As soon as I rounded the corner on to Baring Street on Wednesday afternoon, the jazz-infused notes of Teddy Pendergrass' "When Somebody Loves You Back," woke up my groove thing. I was in the right place.
So I boogied my way down the tree-lined block in Powelton and joined more than 300 hot and sweaty folks spilling out of the mansion onto the front porch and into the backyard of Akwaaba Philadelphia.
They arrived in their bold-hued summer finest to glimpse what will be the only African American-owned and -operated bed-and-breakfast in Philadelphia.
The B and B's owner and a former editor of Essence magazine, Monique Greenwood promised us last week not only would she have a portion of the three-story, 5,000-square-foot mansion complete, she'd unveil the inn's Philly-centric theme.
And it is — drumroll, please: The Sound of Philadelphia.

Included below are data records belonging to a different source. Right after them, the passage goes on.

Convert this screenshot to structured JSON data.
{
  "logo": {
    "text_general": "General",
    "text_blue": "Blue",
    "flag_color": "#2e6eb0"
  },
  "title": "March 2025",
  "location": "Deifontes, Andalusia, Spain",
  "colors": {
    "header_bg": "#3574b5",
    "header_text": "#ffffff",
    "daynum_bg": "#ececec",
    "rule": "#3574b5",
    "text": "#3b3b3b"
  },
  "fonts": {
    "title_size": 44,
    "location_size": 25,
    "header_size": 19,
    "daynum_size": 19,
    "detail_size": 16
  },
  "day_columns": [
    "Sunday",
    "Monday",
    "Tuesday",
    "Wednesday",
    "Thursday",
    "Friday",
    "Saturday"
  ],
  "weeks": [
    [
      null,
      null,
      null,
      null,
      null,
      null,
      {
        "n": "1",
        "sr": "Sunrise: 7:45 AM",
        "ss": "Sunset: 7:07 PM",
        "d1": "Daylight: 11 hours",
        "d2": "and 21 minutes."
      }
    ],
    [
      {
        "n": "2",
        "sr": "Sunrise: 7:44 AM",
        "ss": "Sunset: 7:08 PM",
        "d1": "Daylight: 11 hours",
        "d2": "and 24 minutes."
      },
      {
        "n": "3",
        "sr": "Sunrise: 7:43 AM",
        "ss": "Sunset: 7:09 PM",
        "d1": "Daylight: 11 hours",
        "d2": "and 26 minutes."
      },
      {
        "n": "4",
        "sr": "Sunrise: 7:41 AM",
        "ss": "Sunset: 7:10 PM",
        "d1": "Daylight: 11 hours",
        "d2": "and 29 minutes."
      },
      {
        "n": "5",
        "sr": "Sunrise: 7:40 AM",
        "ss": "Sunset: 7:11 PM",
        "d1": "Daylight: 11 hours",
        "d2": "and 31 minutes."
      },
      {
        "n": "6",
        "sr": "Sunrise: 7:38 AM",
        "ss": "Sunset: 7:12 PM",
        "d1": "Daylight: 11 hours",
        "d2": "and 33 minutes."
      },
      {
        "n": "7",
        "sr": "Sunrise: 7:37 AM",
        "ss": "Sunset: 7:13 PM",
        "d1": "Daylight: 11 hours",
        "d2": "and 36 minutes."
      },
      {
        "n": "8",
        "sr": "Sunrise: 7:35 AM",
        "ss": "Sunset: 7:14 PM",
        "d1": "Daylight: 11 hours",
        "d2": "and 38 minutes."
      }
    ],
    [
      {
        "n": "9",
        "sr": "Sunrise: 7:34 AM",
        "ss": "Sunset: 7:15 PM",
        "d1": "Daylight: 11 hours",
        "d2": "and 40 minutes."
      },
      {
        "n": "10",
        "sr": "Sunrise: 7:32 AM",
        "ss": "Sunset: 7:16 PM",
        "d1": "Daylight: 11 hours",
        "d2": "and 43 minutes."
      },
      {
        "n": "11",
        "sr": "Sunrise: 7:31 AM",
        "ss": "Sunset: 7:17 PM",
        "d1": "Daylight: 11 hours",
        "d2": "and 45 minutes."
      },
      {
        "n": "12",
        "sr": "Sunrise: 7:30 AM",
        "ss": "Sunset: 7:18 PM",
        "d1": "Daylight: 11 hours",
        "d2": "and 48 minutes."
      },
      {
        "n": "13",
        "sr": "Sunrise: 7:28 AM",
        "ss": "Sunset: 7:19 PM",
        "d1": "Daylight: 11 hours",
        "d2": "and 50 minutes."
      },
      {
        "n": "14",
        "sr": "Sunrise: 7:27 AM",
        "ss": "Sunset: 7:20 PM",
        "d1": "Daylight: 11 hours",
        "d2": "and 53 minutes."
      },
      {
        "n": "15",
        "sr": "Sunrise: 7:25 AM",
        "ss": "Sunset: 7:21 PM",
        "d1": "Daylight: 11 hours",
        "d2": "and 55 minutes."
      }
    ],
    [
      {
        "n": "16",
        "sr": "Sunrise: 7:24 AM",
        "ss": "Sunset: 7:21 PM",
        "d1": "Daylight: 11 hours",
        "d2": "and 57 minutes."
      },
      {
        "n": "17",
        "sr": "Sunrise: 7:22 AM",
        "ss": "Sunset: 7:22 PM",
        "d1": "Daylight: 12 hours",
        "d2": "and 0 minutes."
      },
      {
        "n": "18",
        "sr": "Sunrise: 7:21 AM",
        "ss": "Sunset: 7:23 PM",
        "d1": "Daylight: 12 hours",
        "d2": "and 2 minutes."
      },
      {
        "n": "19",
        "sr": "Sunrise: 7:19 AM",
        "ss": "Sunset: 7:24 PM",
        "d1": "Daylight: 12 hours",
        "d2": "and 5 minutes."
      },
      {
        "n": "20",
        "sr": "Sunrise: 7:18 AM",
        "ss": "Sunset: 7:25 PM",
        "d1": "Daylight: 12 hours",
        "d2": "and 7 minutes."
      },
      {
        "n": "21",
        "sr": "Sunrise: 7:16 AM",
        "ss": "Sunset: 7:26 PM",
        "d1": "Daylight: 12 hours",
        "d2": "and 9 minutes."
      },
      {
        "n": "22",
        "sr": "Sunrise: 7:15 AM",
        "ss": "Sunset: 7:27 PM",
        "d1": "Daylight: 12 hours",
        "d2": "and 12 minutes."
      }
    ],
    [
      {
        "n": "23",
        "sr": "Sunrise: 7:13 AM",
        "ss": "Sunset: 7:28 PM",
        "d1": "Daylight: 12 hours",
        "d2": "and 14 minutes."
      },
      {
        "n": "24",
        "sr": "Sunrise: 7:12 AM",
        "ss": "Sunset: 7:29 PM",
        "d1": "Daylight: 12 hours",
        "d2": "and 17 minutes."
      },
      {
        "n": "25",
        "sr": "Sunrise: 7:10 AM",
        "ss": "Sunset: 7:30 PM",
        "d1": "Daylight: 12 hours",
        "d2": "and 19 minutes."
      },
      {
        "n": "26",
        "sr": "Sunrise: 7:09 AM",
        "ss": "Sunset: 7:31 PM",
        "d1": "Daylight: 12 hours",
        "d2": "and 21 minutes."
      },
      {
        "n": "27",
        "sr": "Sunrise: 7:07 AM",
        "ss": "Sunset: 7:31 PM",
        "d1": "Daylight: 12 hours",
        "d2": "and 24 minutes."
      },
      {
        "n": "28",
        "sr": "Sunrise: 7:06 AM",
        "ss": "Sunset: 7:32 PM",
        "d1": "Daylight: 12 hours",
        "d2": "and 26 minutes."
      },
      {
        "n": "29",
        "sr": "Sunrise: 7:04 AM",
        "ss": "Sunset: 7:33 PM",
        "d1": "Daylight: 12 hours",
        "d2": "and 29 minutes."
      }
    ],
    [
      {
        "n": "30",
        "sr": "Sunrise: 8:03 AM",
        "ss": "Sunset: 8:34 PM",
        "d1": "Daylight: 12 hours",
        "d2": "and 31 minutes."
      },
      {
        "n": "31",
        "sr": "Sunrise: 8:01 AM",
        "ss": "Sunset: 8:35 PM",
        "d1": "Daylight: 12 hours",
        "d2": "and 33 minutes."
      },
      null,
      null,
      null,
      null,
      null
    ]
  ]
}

"I knew about my girl Jill [Scott] and, of course, the legendary Roots," Greenwood said to the crowd as many people sipped red sangria to keep cool. "But I was doing lots of research and there is so much good music that comes out of Philadelphia: Teddy P., the Blue Notes, the Stylistics, the O'Jays …"
Show me the lie.
As of Wednesday, three of the six Akwaaba suites were complete, including "Like It's Golden," a plush, platinum shout-out to one of Scott's most popular songs, complete with sunshine-yellow bedding; "Blue Note," a cerulean nod to the The Sound of Philadelphia's OG's like Pendergrass and McFadden & Whitehead.
Also checked off the done list is the rose-colored "Itchy Kitchy" suite that takes its name directly from the suggestive lyrics in Labelle's 1974 hit, "Lady Marmalade." If you can believe it, some people actually didn't know about the song's not-so implied meaning. There was some lighthearted chitchat around whether or not Greenwood would change the name. But, why? It's is a bed-and-breakfast, after all.
By the time Akwaaba's first overnight guests arrive in August, the three other suites will be "The Roots Retreat" in honor of the legendary Roots crew; "Swoon," a sleeping space named in honor of deep-throated R&B love songs; and the "Neo Soul" room that Greenwood says, will be dedicated to the jazzy R&B tunes of Musiq Soulchild, Bilal and Floetry.
Greenwood's quick turnaround of the $1.2 million home was nothing short of a miracle. When I first visited Akwaaba two weeks ago, it still had all of its previous Spruce Hill Manor flavor. Janet Reitano, who ran that bed-and-breakfast for more than 10 years, was still packing up her Victorian china and ornate furniture.
But on Wednesday, the place was transformed. All this work is in service of making the space welcoming to everyone, especially African Americans.
This was not lost on the visitors. Some of whom were longtime Akwaaba fans. Many, however, were longtime Philadelphians who fondly remembered when Baring Street was a part of a thriving African American community back in the 1940s, '50s and early '60s.
They talked among themselves in low whispers about a time before the homes of their grandparents and older aunts and uncles fell into neglect, a time before higher taxes forced the older relatives who remained to leave. This was a time before the area was gentrified within an inch of its life. To them, Akwaaba brings a sense of excitement and possibility.
"I'm so glad she's here," said Lynne Garrett, who grew up in the West Philadelphia neighborhood, once called The Bottom. "It brings a sense of hope. Many of us can't afford houses in these neighborhoods anymore," Garrett paused. "I'm so glad she's here."